After its publication, the report was referred to the investigation of the Commission to Inquire into Child Abuse, then known as the Laffoy Commission. But court challenges from doctors involved in the trials prompted Health Minister Mary Harney to shut down the module without conclusion.
Ms Steed and other victims called on Ms Harney to publicly apologise on behalf of the State for what happened.
However, Ms Harney last night insisted there would be no further inquiries into the allegations already made. The minister also declined to say if she would apologise to the victims, or if the Government would provide life-screening or counselling.

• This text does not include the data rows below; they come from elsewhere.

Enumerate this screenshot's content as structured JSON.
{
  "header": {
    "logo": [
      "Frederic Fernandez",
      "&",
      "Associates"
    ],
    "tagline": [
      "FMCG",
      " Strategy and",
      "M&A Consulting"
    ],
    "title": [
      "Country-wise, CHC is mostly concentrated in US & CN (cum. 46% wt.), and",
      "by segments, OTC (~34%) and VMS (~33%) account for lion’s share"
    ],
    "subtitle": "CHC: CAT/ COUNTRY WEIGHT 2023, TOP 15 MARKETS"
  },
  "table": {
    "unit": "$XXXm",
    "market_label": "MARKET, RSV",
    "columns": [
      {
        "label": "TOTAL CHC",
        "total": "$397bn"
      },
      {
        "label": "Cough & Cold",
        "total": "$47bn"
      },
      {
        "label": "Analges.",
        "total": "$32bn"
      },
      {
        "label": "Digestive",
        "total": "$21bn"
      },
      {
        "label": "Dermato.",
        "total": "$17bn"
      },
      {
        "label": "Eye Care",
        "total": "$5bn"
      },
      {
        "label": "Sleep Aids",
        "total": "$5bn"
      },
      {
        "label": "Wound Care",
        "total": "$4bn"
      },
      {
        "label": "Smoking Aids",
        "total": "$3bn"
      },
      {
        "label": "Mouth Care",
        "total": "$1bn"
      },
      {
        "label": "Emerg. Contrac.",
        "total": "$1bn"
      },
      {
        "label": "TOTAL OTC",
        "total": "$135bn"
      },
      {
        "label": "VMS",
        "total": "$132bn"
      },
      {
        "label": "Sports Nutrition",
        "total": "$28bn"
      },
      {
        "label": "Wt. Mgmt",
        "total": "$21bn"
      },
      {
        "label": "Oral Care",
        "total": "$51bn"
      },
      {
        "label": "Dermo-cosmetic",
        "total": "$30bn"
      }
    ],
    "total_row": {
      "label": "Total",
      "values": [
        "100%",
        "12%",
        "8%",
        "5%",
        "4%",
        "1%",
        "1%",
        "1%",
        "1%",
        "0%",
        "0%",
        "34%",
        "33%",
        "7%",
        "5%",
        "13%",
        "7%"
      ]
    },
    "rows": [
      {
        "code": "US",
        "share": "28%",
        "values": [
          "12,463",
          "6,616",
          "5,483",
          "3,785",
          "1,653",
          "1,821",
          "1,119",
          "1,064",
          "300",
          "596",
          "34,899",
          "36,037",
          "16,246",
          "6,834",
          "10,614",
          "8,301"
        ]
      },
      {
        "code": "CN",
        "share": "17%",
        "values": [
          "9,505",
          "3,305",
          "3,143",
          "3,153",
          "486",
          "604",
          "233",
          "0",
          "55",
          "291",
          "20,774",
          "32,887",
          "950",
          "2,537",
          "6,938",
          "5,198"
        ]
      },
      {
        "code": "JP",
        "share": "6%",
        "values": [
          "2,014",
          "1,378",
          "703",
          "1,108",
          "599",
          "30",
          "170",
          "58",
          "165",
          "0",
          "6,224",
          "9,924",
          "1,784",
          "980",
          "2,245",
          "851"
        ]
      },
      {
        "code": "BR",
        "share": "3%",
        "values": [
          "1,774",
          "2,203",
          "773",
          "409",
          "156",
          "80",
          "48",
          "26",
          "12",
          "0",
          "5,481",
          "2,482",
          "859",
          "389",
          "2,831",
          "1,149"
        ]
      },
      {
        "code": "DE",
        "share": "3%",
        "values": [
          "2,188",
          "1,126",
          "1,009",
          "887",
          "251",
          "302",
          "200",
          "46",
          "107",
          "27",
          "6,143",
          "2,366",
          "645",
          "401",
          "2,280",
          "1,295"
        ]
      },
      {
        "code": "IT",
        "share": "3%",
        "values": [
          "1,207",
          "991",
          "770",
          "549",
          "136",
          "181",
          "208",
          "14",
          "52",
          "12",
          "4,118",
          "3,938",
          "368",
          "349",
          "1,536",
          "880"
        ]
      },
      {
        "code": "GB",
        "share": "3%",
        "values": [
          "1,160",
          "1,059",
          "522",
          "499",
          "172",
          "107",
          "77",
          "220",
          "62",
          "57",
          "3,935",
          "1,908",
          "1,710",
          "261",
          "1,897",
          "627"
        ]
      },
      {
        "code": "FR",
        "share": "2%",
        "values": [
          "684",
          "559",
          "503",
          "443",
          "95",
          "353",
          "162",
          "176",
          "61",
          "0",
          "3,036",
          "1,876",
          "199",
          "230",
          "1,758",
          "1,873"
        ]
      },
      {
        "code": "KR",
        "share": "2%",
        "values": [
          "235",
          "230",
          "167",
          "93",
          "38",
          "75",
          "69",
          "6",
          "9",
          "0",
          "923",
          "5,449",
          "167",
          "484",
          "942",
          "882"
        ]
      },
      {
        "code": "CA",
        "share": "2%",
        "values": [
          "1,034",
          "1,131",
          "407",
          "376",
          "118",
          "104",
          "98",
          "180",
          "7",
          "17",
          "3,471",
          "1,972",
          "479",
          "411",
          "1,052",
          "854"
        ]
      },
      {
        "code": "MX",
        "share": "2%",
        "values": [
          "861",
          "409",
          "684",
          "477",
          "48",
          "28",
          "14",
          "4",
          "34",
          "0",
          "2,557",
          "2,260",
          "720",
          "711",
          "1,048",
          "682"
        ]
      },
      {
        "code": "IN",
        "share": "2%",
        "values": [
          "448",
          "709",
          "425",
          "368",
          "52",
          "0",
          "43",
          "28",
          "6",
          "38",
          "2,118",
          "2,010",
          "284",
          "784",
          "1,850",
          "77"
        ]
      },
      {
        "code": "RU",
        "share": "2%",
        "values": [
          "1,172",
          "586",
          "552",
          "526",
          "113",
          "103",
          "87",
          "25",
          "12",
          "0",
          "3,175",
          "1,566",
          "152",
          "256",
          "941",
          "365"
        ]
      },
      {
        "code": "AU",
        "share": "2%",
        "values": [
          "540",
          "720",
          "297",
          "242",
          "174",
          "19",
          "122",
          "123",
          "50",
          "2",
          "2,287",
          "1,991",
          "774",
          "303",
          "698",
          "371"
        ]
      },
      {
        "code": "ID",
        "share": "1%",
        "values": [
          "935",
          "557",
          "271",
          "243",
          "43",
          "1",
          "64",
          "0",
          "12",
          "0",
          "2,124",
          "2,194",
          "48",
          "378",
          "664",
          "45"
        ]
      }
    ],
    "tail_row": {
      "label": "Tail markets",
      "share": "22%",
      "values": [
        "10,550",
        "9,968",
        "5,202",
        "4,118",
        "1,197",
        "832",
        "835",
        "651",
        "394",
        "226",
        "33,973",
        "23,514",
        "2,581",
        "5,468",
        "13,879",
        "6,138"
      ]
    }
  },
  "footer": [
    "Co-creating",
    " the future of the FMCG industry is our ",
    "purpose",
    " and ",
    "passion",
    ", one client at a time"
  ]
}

Susan Lohan of the Adoption Rights Alliance said Ms Steed and other victims had been treated like "second-class" citizens.
A spokesman for the Sacred Heart Order said they would not make any comment until the case was taken. He said he was not aware of any other live actions against the order and insisted the issue surrounding the trials had been dealt with. A GlaxoSmithKline spokeswoman also refused to comment.